Jodie Bieber ganhou com ela o prestigiado concurso World Press Photo, em 2011, e disse à euronews que o segredo está na combianção entre realidade e carga simbólica.

"Vejo este retrato como o símbolo da bela e do monstro. A primeira vez que olhamos para a fotografia inquietamo-nos... apenas vemos esta bela mulher, mas depois vemos o seu nariz. Há muitos, muitos anos eu queria criar um projecto sobre a violência contra as mulheres e nenhuma mulher queria ser fotografada. Agora as mulheres estão a lutar contra a violência de que são alvo e dão visibilidade ao que lhes aconteceu com o seu rosto. As mulheres estão muito mais desafiadoras do que alguma vez estiveram", explicou a fotógrafa.

"Pensar, perguntar, até mesmo duvidar"

Para a inauguração da exposição, 22 de setembro, no centro de informação do Parlamento Europeu, em Bruxelas, foi também convidado Pietro Masturzo.
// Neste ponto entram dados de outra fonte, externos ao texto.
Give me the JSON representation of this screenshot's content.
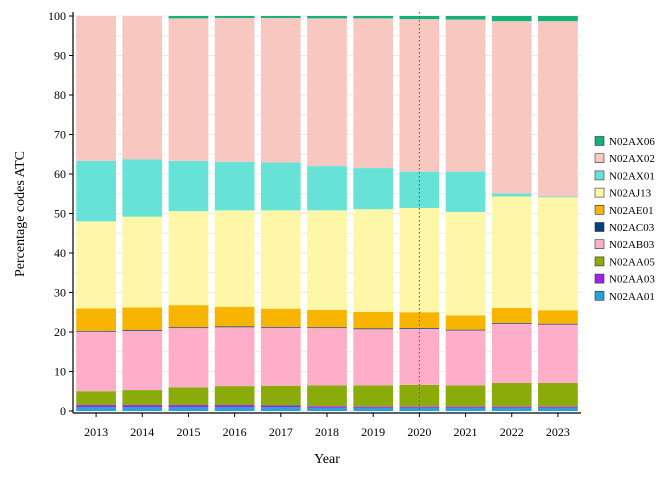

O fotógrafo italiano venceu o prémio em 2010, com uma fotografia sobre o protesto popular depois das eleições no Irão, em 2009.

"Por vezes sentimo-nos frustrados, perguntamo-nos: "O que estou a fazer, será isto tudo inútil?" Mas, depois, quando se pensa nas conversas que podem começar sobre o tema, mesmo muitos anos mais tarde, vemos que é uma forma de defender a democracia. Pensar, perguntar, até mesmo duvidar, é importante para a democracia", disse à euronews.

Criada em 1965, a Fundação World Press Photo atribui o prémio anual e organiza a digressão fotográfica correspondente. Mas também orienta os futuros profissionais para enfrentarem os desafios que se avizinham.

"O que é que significa hoje em dia ser fotógrafo, em termos de liberdade de expressão, de censura, como é que podem agir face a estas dificudlades que surgem no seu trabalho?", são as dúvidas a que tentam responder, afirmou Joumana El Zein Khoury, diretora-executiva da Fundação World Press Photo.

Estão previstos outros debates, em outubro e dezembro, para discutir a liberdade de imprensa e o pluralismo dos meios de comunicação social.